Desde el castillo de popa el capitán los observaba. Su piel se tornó de un verde enfermizo, y su barba y cabellera eran ahora un conjunto de algas estropajosas y azulonas. Sus ojos, vidriosos, reflejaban dos haces de luz esmeralda con intensidad. En cubierta, algunos de los aberrantes peces abismales se retorcían de dolor mientras sus lomos se arqueaban ante la luz solar y sus acuosos ojos grises lagrimeaban una sustancia pegajosa, mientras de sus columnas y costados emergieron patas y aletas musculosas, algunas incluso con tenazas o tentáculos, que emplearon para arrastrarse hacia las bodegas del barco. Todas menos una.

Era como un gran tiburón panzudo, más grande que un buey. Poseía cinto patas de cangrejo recién estrenadas, dispares, que la sujetaban sobre las maderas de cubierta. Caminaba pesadamente, arrastrando su cola de escualo por el suelo, y con su boca a medio cerrar, pues sus astillados dientes se lo impedían por completo. Su piel antaño fina y gelatinosa de criatura abismal ahora se recubrió de escamas, como un cocodrilo, mientras los retazos de su piel de antaño hervían al contacto con el sol. Se dirigió a la diestra del Capitán y dejó caer su corpachón monstruoso a su lado, y rezongó al respirar.

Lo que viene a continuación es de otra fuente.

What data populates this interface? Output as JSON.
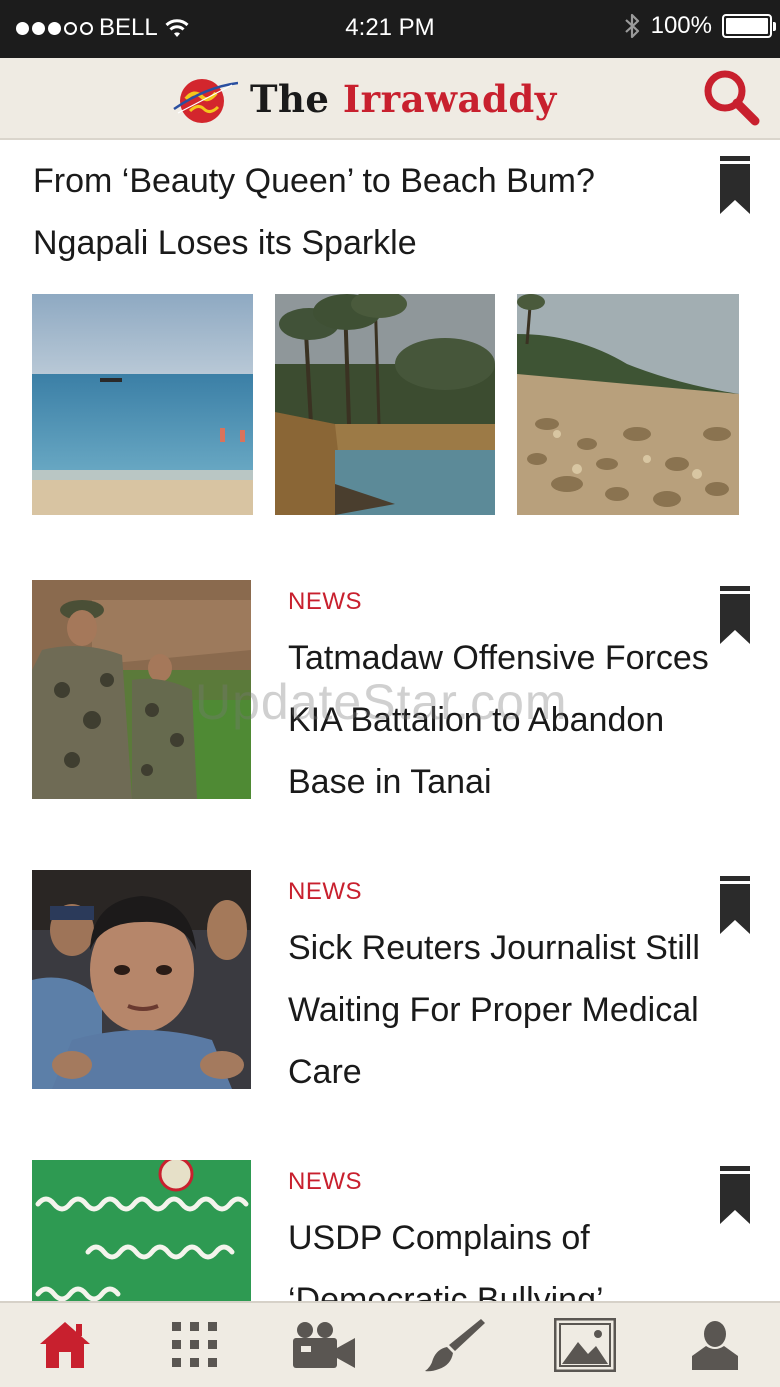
{
  "status_bar": {
    "carrier": "BELL",
    "time": "4:21 PM",
    "battery": "100%",
    "signal_bars_filled": 3,
    "signal_bars_total": 5,
    "icons": [
      "wifi-icon",
      "bluetooth-icon",
      "battery-icon"
    ]
  },
  "header": {
    "logo_the": "The",
    "logo_name": "Irrawaddy",
    "search_icon": "search-icon"
  },
  "featured": {
    "title": "From ‘Beauty Queen’ to Beach Bum? Ngapali Loses its Sparkle",
    "images": [
      "beach-sea-photo",
      "palm-shore-photo",
      "rocky-beach-photo"
    ]
  },
  "articles": [
    {
      "category": "NEWS",
      "title": "Tatmadaw Offensive Forces KIA Battalion to Abandon Base in Tanai",
      "image": "soldiers-photo"
    },
    {
      "category": "NEWS",
      "title": "Sick Reuters Journalist Still Waiting For Proper Medical Care",
      "image": "journalist-photo"
    },
    {
      "category": "NEWS",
      "title": "USDP Complains of ‘Democratic Bullying’",
      "image": "green-banner-photo"
    }
  ],
  "watermark": "UpdateStar.com",
  "tabbar": {
    "items": [
      "home",
      "sections",
      "video",
      "opinion",
      "photo",
      "profile"
    ],
    "active": "home"
  },
  "colors": {
    "accent": "#c8202e",
    "header_bg": "#efebe3",
    "tab_icon": "#5a5652",
    "status_bg": "#1c1c1c"
  }
}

El navío del averno comenzó a devorar olas, rodeado en la mar de una nube de criaturas negras y brillantes que intentaban saltar a bordo. El capitán se asomó por la proa, acariciando los cuernos del sátiro de madera, y señaló al frente mientras miraban al horizonte.

La gran criatura se arrojó al agua con pesadez. Una vez allí, abrió su bocaza y absorbió a cuatro o cinco de sus congéneres, cuya sangre hizo hervir de hambre al resto, originando un festín de canibalismo contra natura.

-¡Traedme sus almas, mis fieles sabuesos, mis criaturas, mis hijos!-bramó el Capitán. Con cada palabra su boca se vaciaba de un buche de agua salada.

Las criaturas se sumergieron hasta que se les dejó de ver por completo, con la gran bestia a la cabeza, y fueron devorando bancos enteros de peces hasta llegar a sabe quién donde.